我打了好幾次電話才明白,殡儀館是個告别的地方,如果沒有這個儀式,直接火化就可以了。
對象家裡沒幾個人需要告别的,僅有的倆親戚,到太平間看了婆婆,給婆婆梳了頭,找人化了妝,就算是告别了。
所以,婆婆可以直接去火化了。
這時候醫院有人問我們,買不買壽衣?
對象人已經崩潰了,把推銷的都拒絕了。我問了我爸,我爸說,得趕緊穿壽衣,不然人涼了,就僵硬了,穿不了了。
我們就抓緊買壽衣,給婆婆穿上。
對象握着媽媽的手,哭一會兒,平靜一會兒,又哭一會兒。
一直等到媽媽的手完全涼透了。
這時候我們才知道,在北京,死都死不起,因為火葬場排隊,根本約不上,我們很幸運,打電話夠早,還是怎麼的,居然約上了。
火葬場派車來拉人,大概9點30,10點多我們到了火葬場。
那裡很凄涼,火化的爐子排了一列,然後有個小房間,辦手續,賣骨灰盒。
火化有價格階梯的,貴的能燒得幹淨,有骨頭存留,便宜的燒得不行,辦手續的人問我們,選哪一種?
選貴的。
骨灰盒有木頭的,有石頭的,木頭的貴,20年不腐爛,選哪個?
選貴的。
辦完手續後對象站在火化爐前面不離開,工作人員就勸他,先出去給媽媽燒紙,一會兒整理好了,有專門的告别時間。
告别時間,就是最後一面。
活着的時候有最後一面,死了以後,還有最後一面。
等我們燒完紙,工作人員說,可以告别了。
我都忘了自己那時候哭得多大聲,婆婆被拉走的時候,躺在一個黃色的袋子裡,現在袋子被打開了,她的身體因為冷卻的時間久了,有些類似眼淚的東西流出來。

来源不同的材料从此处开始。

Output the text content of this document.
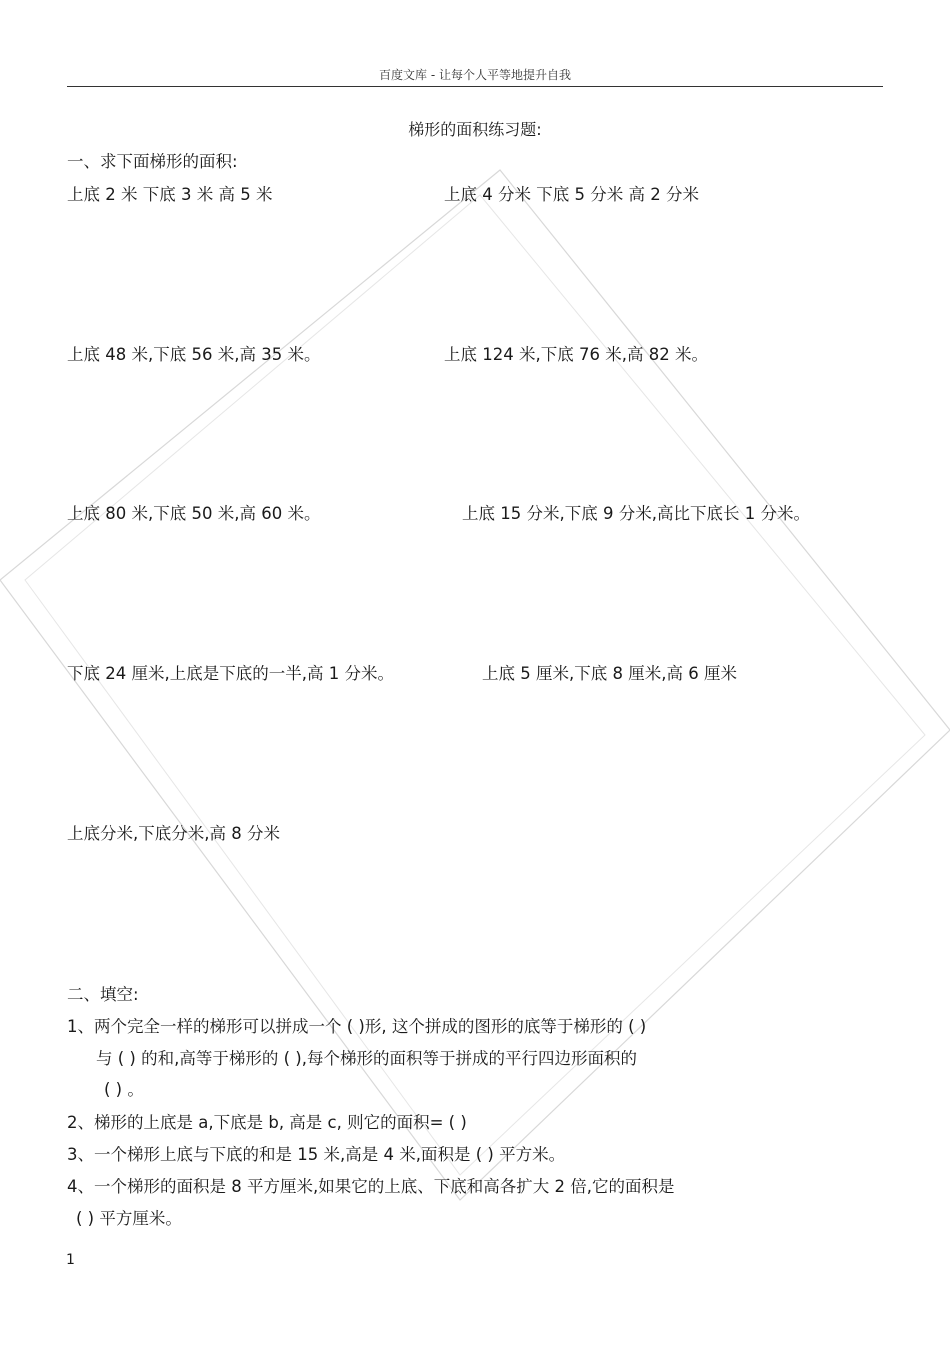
百度文库 - 让每个人平等地提升自我
梯形的面积练习题:
一、求下面梯形的面积:
上底 2 米 下底 3 米 高 5 米	上底 4 分米 下底 5 分米 高 2 分米
上底 48 米,下底 56 米,高 35 米。	上底 124 米,下底 76 米,高 82 米。
上底 80 米,下底 50 米,高 60 米。	上底 15 分米,下底 9 分米,高比下底长 1 分米。
下底 24 厘米,上底是下底的一半,高 1 分米。	上底 5 厘米,下底 8 厘米,高 6 厘米
上底分米,下底分米,高 8 分米
二、填空:
1、两个完全一样的梯形可以拼成一个 ( )形, 这个拼成的图形的底等于梯形的 ( )
与 ( ) 的和,高等于梯形的 ( ),每个梯形的面积等于拼成的平行四边形面积的
( ) 。
2、梯形的上底是 a,下底是 b, 高是 c, 则它的面积= ( )
3、一个梯形上底与下底的和是 15 米,高是 4 米,面积是 ( ) 平方米。
4、一个梯形的面积是 8 平方厘米,如果它的上底、下底和高各扩大 2 倍,它的面积是
( ) 平方厘米。
1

我記得我查過,那不是去世的親人在哭,隻是因為肌肉收縮什麼的。
對象認真地給媽媽擦幹淨了臉,我們就哭着,看着,工作人員把婆婆推進了火化爐裡。
一個人活着,幾十年。
消失,需要一小時。
我們被火葬場的工作人員帶了出去,說要繼續燒紙,給土地公燒紙,送的是婆婆的上路錢。
給婆婆燒紙,窮家富路。
對象還在哭,他問我,媽媽能收到嗎?
我連能都說不出來,萬念俱灰的感覺不過如此,人死了,就沒了。
等到自己家裡有人去世,才能明白這個沒字。
多希望世界有鬼神,證明人死後,還能以另外的形式存在。
一個多小時後,我們領了婆婆的骨灰,回家了。
婆婆身高一米七還要多,大個頭,現在變成了一盒小小的骨灰。
我們都不知道該把她葬在哪兒。
她早年離婚,不能葬去婆婆家,農村也沒有回娘家葬的習慣。
我和對象,開始全北京看墓地,後來還是娘家接受了婆婆,第二天,我們看好了地方,定做了墓碑,就下葬了。
我在知乎上查,一個人失去媽媽後,多久能走出來?
有人說,三四年了,還走不出來,人抑郁了。
沒有了媽媽,人生好像破了一個洞。
所有快樂,都漏氣。
我現在給我媽打電話,都不敢對着老公。
因為他總是會在深夜的時候流眼淚,說,想給媽媽發信息,但是她已經不會回應了。